Design Article

Hardware crucial for mobile DSPs

Mike Fleming, President, DSP Architectures, Vancouver, Wash.

2/21/2002 9:42 AM EST

Hardware crucial for mobile DSPs

The challenge for the wireless world is to find a way to deliver needed functionality along with channel bandwidth while consuming the least amount of power. A mobile DSP architecture must have a capable array of functions, which relate to extracting information from the sampled signal, to be able to perform the required applications adequately.

Mobile digital signal processing requires fast and accurate processing. That usually means the user has to be aware of, and automatically manage, the gain throughout the processing. Each sampled word at the input carries the accuracy of the A/D converter; a 14-bit A/D represents as much as 84 dB of signal to noise. After the analog-to-digital conversion, the subsequent digital signal processing must maintain the valuable signal to noise. That requires adequate binary precision throughout the digital processing.

Additionally, the more involved operations, such as butterflies, usually process the same data many times; and since the butterfly operation has digital gain by as much as 1 bit for every time it is used-more for the higher-radix butterflies-the data must be scaled back to the precision of the operation. Scaling can take as much as 6 dB from the sampled signal, thus requiring sufficient bit precision by the digital signal processor.

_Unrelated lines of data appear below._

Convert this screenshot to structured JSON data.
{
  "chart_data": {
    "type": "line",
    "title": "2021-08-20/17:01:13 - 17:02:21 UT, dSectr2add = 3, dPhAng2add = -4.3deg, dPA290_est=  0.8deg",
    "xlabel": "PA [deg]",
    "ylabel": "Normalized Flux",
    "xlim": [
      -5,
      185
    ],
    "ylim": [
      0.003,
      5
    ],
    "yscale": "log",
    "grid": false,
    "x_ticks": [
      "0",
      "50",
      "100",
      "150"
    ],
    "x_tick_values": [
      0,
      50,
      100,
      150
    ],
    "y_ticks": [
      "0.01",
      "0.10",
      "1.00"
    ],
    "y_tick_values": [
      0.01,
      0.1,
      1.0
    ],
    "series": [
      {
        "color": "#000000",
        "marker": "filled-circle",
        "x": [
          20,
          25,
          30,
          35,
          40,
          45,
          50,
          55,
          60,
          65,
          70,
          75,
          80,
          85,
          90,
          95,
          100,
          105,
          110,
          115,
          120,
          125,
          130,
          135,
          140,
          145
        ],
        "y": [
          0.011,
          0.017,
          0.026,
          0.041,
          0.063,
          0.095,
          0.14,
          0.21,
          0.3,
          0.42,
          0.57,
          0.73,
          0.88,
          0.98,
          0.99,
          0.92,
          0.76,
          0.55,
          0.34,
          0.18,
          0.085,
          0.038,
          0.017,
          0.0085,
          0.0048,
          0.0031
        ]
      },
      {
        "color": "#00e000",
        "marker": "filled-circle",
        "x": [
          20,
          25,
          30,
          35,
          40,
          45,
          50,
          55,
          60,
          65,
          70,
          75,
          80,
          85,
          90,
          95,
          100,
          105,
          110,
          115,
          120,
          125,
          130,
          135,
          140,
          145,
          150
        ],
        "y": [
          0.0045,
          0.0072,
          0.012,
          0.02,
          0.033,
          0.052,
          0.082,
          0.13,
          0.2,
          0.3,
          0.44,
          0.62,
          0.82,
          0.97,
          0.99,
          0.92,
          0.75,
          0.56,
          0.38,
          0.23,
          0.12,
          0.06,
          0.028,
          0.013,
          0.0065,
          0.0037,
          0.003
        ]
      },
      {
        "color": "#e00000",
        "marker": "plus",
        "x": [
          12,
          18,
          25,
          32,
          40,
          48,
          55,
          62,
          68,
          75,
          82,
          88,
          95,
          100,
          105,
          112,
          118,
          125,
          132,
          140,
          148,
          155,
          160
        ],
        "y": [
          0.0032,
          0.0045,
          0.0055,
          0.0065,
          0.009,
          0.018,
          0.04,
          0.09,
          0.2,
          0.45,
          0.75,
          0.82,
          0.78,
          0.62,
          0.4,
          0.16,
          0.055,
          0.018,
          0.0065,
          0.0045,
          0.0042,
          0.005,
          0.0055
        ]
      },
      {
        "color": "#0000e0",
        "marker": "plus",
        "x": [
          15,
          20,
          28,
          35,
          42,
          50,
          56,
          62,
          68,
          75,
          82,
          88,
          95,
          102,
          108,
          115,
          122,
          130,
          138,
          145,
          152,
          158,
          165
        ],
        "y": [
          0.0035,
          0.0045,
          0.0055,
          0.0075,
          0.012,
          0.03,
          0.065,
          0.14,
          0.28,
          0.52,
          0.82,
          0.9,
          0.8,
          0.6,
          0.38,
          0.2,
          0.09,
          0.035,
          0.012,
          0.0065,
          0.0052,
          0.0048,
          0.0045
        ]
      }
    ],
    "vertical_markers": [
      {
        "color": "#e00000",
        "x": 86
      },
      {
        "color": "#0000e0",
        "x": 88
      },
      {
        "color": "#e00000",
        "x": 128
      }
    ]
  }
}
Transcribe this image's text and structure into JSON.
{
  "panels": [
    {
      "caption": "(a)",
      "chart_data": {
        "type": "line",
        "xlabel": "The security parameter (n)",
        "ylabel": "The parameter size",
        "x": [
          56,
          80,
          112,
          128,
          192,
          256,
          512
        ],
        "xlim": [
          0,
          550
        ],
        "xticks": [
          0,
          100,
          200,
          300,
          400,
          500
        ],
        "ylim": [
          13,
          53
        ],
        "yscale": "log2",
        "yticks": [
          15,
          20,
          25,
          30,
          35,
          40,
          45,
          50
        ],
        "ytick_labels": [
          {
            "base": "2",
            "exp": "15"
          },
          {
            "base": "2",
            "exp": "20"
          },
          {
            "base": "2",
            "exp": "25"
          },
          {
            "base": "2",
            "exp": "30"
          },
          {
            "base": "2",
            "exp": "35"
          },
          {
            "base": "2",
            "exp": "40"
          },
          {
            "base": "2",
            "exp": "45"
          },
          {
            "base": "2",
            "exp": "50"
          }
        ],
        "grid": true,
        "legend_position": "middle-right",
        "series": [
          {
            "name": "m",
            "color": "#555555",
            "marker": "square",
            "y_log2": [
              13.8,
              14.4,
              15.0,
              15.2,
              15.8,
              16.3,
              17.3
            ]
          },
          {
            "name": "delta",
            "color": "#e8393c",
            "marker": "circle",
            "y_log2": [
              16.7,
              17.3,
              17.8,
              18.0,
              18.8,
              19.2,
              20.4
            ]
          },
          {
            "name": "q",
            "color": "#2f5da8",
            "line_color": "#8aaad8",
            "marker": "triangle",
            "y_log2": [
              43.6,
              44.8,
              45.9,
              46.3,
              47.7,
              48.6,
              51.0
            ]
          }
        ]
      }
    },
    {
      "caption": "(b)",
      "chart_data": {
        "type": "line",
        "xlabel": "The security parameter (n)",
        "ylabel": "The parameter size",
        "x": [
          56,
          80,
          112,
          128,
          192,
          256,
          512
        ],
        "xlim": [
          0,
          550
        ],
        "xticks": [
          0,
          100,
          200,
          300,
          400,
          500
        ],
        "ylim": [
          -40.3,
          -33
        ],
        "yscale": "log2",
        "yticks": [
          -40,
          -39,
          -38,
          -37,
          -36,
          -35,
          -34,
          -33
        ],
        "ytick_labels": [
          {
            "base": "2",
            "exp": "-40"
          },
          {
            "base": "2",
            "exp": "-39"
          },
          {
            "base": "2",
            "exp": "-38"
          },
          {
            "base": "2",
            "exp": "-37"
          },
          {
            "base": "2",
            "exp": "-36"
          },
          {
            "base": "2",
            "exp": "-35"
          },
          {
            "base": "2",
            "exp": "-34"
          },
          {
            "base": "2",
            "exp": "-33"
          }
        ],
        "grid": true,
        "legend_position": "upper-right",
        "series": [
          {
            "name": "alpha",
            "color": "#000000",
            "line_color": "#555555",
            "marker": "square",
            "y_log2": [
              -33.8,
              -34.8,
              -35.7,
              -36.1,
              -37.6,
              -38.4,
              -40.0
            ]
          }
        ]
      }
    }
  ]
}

DSP is at the same crossroads as the microprocessor was back in the early 1980s, and there are many architectures vying for the crown. It will go to whichever architecture scales smoothly up and down the spectrum of emerging applications at the chip, board, unit and system level. Examining application scaling from the system level down, seamless interfacing at all levels involves removing any bottleneck from the free flow of data as it is processed. To achieve smooth processing flow in DSP applications, the system architect is wise to build around the dominant functional structures and the adequate feeding of those structures.

Classically, signal processing has rallied around the concept of convolution for filtering and several other applications. Digital signal processing not only uses convolution but also takes it further thanks to the genius of the Fourier transform and its modern implementation: the fast Fourier transform (FFT). Applications that use the FFT can require logarithmically fewer operations.

Any DSP architecture that properly uses the FFT as its dominant data structure not only enjoys its legendary efficiency but also gets entry into the frequency domain as a windfall. The frequency domain brings new insights and concepts all but impossible in the time domain.

A few of those enabling abilities are:

  • concurrently tracking the phase, amplitude and frequency of multiple signals-possibly even thousands of signals-over time;

  • dynamically equalizing a communication channel while avoiding the corrupted areas of the spectrum-again, possibly thousands of channels; and

  • correlating two-dimensional and three-dimensional images to give "eyes" to the emerging real-time visual world of the Internet and its promised virtual reality.

With chips carrying 100 million or even a billion transistors on the immediate horizon, the implementation of very-high-radix butterfly structures and their supporting functions are possible at the silicon level. To meet the desire for scalability at the silicon, board, unit and system levels, these structures need to be modular and easily cascaded in a step-and-repeat manner. The bottom line for any architecture is its efficient performance of the required applications while preserving the desired information.

It is paramount in mobile DSP applications to minimize power requirements-and it all starts at the silicon level. Every chip dissipates power by the formula P=(C)(V 2)(F), where P is the power, C is the capacitance, V is the voltage and F is the frequency. Examining this formula shows that the dominant term is the voltage; the power dissipation goes up by its square. This explains the chip industry's continual progression to lower and lower voltages to maintain an acceptable chip package size. This lower voltage usually comes from the continued shrinking of chip geometries.

If the selected architecture

can be quickly applied to these smaller and smaller chip geometries, through a step-and-repeat process, the overall system power dissipation will also shrink.

The driving cost of wireless software engineering continues to be a top concern. The military has a motto that essentially says that if you want it to work, have it implemented in hardware. In real-time DSP systems the software requirements are truly demanding. The sampled signal will not wait for slow interrupt responses and bulky operating systems. Any architecture that addresses and minimizes these demands on the software with high-value hardware structures will go a long way toward setting a standardized platform.

Stepping blocks

During microprocessors' most rapid rise, a concept called in-circuit emulation helped the embedded community immensely by placing the microprocessor in the actual target environment, where it could be stimulated by the actual signals it would see once deployed. With a step-and-repeat modular architecture and the quantum leaps in capability of the current hardware-simulation languages such as VHDL, a modern real-time DSP system can in most cases be simulated from end to end by adding the proper number of the step-and-repeat blocks as required by the application.

Application software development is critical with any enabling technology; as problems are solved a library of techniques and routines is built to give the industry insight into many application possibilities. If the DSP architecture is truly scalable, these techniques and routines will mesh into increasingly valuable structures as building blocks for the next emerging application. The winning DSP architecture will facilitate a road map dotted with a long succession of killer applications.